Prosa und Szenen 2002 - 2004


Der Champ unter den Sprachboxern

Max Goldt ist eine Klasse für sich. Auch wenn seine Kurztextsammlungen an historische Vorbilder anklingen - Peter Altenberg kommt einem da in den Sinn - sind Themenwahl, Erzählhaltung und Sprachduktus einmalig und von höchster Güte. Hier treten altertümliche gewundene Floskeln neben neuesten Beispielen hirnloser Umgangssprache auf, hier wird einmal zart angedeutet, dann wieder mit platter Offenheit ausgewalzt, hier werden verschiedenste Erzählformen ausprobiert, das Banale neben das Bedeutsame, das Persönliche neben das Politische gestellt, und all das unter feiner Berechnung. Denn all das zielt zwar vordergründig auf Belustigung ab, auf das Mitschmunzeln des Lesers. Darunter aber erfährt man sehr viel über die Welt und fühlt sich als Außenseiter in ihr besser verstanden, sogar aufgehoben.
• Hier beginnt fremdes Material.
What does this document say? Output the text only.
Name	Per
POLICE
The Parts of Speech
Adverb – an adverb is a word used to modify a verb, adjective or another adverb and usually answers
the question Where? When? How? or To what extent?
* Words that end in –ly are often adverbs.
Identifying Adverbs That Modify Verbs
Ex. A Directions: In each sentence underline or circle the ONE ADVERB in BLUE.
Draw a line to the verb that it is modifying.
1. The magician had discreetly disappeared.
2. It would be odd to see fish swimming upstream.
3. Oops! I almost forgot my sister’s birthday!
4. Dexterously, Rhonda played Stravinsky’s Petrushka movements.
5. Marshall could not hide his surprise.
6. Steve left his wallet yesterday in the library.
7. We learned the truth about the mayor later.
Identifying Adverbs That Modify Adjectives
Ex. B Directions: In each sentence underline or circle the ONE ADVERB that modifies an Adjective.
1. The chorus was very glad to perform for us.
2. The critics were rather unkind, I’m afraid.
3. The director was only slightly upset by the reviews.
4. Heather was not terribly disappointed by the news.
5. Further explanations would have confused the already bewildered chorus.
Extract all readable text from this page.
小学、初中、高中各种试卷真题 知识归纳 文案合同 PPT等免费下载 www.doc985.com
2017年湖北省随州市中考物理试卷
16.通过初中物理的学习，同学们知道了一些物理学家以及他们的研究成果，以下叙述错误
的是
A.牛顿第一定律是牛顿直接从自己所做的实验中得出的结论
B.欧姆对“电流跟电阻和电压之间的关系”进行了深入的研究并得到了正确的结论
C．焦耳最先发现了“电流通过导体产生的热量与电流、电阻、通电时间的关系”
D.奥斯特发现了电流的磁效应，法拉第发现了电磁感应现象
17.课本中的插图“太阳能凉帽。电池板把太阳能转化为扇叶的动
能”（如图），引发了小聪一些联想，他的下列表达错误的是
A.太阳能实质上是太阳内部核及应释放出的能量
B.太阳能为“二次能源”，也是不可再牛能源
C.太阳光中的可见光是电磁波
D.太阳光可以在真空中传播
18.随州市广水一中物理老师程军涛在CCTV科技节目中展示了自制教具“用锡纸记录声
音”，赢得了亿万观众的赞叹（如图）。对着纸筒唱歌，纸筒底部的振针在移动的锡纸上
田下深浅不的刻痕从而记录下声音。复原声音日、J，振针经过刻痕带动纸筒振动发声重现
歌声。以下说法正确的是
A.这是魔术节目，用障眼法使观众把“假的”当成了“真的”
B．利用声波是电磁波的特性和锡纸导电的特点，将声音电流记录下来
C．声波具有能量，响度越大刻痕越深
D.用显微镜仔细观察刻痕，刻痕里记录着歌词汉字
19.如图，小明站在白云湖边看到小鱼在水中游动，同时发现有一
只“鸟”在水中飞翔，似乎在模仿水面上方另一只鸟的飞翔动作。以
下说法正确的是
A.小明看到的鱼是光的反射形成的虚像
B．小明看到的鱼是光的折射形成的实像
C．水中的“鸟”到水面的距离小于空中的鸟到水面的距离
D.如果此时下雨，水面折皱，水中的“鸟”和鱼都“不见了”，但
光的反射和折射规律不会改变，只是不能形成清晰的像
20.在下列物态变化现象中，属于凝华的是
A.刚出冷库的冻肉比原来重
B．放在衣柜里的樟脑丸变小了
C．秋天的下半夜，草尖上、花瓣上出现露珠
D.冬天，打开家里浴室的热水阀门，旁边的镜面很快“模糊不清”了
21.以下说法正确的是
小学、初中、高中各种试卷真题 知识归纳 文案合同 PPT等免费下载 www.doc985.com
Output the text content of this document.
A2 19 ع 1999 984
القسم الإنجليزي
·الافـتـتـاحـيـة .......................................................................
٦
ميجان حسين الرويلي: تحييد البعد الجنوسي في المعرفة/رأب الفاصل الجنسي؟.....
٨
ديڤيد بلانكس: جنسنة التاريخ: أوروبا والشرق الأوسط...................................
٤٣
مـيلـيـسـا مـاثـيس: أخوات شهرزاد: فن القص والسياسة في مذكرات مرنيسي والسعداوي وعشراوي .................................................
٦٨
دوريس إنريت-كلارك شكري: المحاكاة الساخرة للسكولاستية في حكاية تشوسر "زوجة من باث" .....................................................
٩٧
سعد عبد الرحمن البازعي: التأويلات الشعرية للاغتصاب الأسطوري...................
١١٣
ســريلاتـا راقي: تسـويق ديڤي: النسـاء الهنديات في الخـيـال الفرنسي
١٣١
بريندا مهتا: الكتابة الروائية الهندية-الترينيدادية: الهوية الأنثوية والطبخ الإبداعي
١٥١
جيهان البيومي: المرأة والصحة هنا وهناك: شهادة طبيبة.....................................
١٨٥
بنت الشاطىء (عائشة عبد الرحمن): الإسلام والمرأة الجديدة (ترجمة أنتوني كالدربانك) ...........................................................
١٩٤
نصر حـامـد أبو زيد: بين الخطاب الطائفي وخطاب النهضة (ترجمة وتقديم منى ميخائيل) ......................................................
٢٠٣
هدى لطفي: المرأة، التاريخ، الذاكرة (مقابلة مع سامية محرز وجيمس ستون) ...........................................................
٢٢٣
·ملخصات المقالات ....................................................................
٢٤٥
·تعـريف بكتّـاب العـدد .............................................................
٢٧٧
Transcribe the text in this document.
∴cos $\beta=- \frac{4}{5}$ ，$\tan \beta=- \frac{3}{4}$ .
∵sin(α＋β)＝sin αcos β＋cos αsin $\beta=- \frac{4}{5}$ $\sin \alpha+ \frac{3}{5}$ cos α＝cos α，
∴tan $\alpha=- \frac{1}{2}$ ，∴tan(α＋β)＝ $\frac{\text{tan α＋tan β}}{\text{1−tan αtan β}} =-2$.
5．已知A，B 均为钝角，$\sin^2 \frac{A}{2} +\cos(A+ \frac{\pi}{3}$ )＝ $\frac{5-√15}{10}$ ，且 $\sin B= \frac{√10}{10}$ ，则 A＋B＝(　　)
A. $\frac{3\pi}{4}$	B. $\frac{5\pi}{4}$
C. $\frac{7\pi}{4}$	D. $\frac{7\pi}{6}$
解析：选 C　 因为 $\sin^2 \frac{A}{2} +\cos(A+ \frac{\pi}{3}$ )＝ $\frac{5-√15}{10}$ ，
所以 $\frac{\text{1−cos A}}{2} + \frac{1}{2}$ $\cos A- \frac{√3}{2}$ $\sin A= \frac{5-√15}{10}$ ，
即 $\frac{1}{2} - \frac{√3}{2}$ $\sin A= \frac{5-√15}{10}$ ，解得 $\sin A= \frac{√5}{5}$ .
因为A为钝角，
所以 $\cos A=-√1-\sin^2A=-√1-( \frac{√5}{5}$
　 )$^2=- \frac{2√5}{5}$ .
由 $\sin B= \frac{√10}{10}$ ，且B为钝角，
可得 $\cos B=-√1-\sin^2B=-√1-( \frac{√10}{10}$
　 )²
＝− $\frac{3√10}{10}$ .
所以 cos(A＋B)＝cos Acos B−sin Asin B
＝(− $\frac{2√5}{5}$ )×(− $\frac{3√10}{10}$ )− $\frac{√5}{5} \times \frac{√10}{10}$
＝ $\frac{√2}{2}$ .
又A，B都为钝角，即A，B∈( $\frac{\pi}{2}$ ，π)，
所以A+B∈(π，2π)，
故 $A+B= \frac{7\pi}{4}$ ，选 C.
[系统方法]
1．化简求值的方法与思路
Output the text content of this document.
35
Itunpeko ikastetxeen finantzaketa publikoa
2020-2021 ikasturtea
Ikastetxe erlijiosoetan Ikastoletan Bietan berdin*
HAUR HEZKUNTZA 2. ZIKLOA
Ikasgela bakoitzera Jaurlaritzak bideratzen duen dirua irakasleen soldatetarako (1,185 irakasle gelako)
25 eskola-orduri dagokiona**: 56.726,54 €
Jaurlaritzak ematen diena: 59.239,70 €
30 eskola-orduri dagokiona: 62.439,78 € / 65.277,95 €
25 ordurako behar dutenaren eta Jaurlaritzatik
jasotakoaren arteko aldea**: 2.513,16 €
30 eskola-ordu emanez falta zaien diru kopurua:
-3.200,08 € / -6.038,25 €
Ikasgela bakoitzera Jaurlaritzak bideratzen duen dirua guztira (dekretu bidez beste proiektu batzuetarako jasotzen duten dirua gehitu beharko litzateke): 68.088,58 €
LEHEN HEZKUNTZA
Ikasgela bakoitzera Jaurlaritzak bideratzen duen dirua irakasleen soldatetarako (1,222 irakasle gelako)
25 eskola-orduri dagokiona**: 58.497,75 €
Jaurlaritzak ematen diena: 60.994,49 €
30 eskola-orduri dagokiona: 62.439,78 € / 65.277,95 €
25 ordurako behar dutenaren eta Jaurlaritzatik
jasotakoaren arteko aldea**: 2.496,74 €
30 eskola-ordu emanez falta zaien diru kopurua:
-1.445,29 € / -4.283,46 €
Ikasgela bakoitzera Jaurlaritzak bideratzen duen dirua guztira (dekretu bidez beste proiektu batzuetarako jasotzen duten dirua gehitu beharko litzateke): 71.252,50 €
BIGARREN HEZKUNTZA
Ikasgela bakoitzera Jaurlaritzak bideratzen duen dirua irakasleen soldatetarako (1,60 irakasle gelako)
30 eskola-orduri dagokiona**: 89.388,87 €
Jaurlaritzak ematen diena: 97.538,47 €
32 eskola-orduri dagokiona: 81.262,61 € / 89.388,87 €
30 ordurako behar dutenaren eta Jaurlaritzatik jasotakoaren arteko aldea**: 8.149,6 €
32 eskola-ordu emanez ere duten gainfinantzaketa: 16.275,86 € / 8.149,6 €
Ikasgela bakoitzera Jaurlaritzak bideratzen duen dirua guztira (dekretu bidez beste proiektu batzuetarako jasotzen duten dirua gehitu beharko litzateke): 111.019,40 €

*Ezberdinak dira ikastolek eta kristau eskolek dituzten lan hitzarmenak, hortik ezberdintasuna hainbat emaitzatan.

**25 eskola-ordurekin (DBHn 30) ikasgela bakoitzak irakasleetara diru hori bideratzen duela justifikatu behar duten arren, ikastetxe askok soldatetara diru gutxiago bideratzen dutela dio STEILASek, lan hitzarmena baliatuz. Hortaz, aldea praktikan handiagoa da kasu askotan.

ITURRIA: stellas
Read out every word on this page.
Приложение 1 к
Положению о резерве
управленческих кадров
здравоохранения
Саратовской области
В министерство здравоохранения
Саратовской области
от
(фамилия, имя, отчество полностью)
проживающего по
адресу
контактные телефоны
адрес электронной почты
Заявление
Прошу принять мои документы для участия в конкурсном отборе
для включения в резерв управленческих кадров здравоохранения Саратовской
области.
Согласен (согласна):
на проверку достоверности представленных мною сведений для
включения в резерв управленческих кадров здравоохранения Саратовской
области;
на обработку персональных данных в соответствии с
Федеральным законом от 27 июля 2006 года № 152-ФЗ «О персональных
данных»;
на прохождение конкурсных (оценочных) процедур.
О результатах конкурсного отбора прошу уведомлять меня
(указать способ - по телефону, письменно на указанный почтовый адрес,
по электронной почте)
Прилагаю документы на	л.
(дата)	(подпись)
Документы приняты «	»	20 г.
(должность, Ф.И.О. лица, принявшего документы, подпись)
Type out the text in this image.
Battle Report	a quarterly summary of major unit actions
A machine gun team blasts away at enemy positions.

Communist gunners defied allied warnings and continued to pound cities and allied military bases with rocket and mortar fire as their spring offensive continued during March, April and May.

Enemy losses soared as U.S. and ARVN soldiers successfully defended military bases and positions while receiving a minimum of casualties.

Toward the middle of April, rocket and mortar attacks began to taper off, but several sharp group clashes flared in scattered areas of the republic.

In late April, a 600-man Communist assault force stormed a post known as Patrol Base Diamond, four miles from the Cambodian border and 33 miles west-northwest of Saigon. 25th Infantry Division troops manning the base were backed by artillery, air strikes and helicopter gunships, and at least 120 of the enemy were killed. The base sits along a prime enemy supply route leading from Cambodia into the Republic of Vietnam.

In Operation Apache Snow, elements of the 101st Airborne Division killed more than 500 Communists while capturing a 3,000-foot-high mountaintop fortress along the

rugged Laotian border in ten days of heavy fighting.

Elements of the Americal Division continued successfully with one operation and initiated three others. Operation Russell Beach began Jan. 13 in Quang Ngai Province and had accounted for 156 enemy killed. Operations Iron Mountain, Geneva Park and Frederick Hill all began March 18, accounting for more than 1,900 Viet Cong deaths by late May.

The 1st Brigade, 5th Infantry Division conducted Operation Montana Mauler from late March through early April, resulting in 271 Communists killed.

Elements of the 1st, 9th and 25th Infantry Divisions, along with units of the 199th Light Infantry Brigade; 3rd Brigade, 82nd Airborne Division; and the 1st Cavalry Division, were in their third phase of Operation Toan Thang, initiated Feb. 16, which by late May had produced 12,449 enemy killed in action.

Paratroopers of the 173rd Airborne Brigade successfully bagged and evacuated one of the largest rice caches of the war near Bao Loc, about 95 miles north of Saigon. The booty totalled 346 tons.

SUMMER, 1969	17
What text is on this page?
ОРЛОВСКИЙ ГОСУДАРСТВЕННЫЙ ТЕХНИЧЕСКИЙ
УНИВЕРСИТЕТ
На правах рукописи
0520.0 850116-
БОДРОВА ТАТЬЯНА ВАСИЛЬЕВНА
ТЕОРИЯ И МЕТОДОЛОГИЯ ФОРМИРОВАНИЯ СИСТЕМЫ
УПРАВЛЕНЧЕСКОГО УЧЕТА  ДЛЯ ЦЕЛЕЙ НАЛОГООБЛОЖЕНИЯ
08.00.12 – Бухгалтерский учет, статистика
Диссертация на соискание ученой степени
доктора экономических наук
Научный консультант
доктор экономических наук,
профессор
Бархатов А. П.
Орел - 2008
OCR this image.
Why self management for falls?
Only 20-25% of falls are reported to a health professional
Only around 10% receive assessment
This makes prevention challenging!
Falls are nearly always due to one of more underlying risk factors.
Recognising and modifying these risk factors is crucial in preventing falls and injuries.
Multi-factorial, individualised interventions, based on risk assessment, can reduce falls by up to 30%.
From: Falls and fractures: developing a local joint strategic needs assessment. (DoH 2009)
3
Und all das macht jede Menge Spaß.

"Vom Zauber des seitlich dran Vorbeigehens" unterscheidet sich von seinen unmittelbaren Vorgängern durch die gewachsene Stilvielfalt. Goldt begann mit der Form der Zeitungskolumne, schlampig-geniale Essays, die irgendwann einmal eben zum Ende kamen. Zwischendurch hatte man sich amüsiert. Das neue Buch beginnt mit einer Geschichte in altgriechischer Dialogform; die Wiedergabe eines Gesprächs, das in ein Gagfeuerwerk über die Namensetikettierung von Herrenunterwäsche mündet. Danach geht es um Mutmaßungen, wie man das englische Sprichwort "An apple a day keeps the doctor away" am Besten ins Deutsche übersetzen könnte. Als drittes die kurz vor den Festtagen in der "Süddeutschen Tageszeitung" abgedruckte Titelgeschichte über Weihnachten, und wie man dieses Fest eigentlich nur als Beobachter vorüberschlendernd ertragen könne. Der Band beinhaltet den zickigen Dialog zwischen einem jungen Radiomoderator und einer Krimiautorin, die mit Vornamen Petra heißt, wie nicht nur die Zeitschrift, sondern einige erfolgreiche Krimiautorinnen, und einen Dialog zwischen einem Moderator und einer Frau, die ein neues Sprichwort erfunden hat.

Angeregt von einer Fernsehsendung, in der Hans-Olaf Henkel den Nobelpreisträger Günter Grass, als der Platitüden verbreitete, verachtungsvoll ansah, stimmt Goldt ein Loblied auf die Verachtung an. Im Gegensatz zum Zorn oder Hass sei sie doch eine "wertvolle und saubere Alternative", mit der man grottenschlechte Kunst auch einfach mal ignorieren anstatt rezensieren könnte. Goldt reist nach Qatar, einem Land, das in fast allen Sprachen der Welt "an einen Schnupfen erinnert" und liefert einen Reisebericht, der zielsicher den Finger in die Wunden dieser erdölreichen Region legt, darunter der ungehemmte Luxus. Sprachlich kann man die Ausstattung von Luxushotels kaum kürzer und treffender zusammenfassen als Goldt: "Wer diese Hotels nicht kennt, dem sei gesagt, dass der Geschmack reicher Araber ungefähr jenem von betagten italienischen Blondinen in Pelzmänteln entspricht. Ausladende barocke Reminiszenzen, die mit Lippenkonturstiften auf patschulibefeuchteter Goldfolie entworfen zu werden scheinen." In Kanada findet er nur einen Kuchen bemerkenswert, der "Fudge peanut butter clutter" heißt, und ein Semikolon in der Beschreibung, wie sich dieser Kuchen zusammensetzt.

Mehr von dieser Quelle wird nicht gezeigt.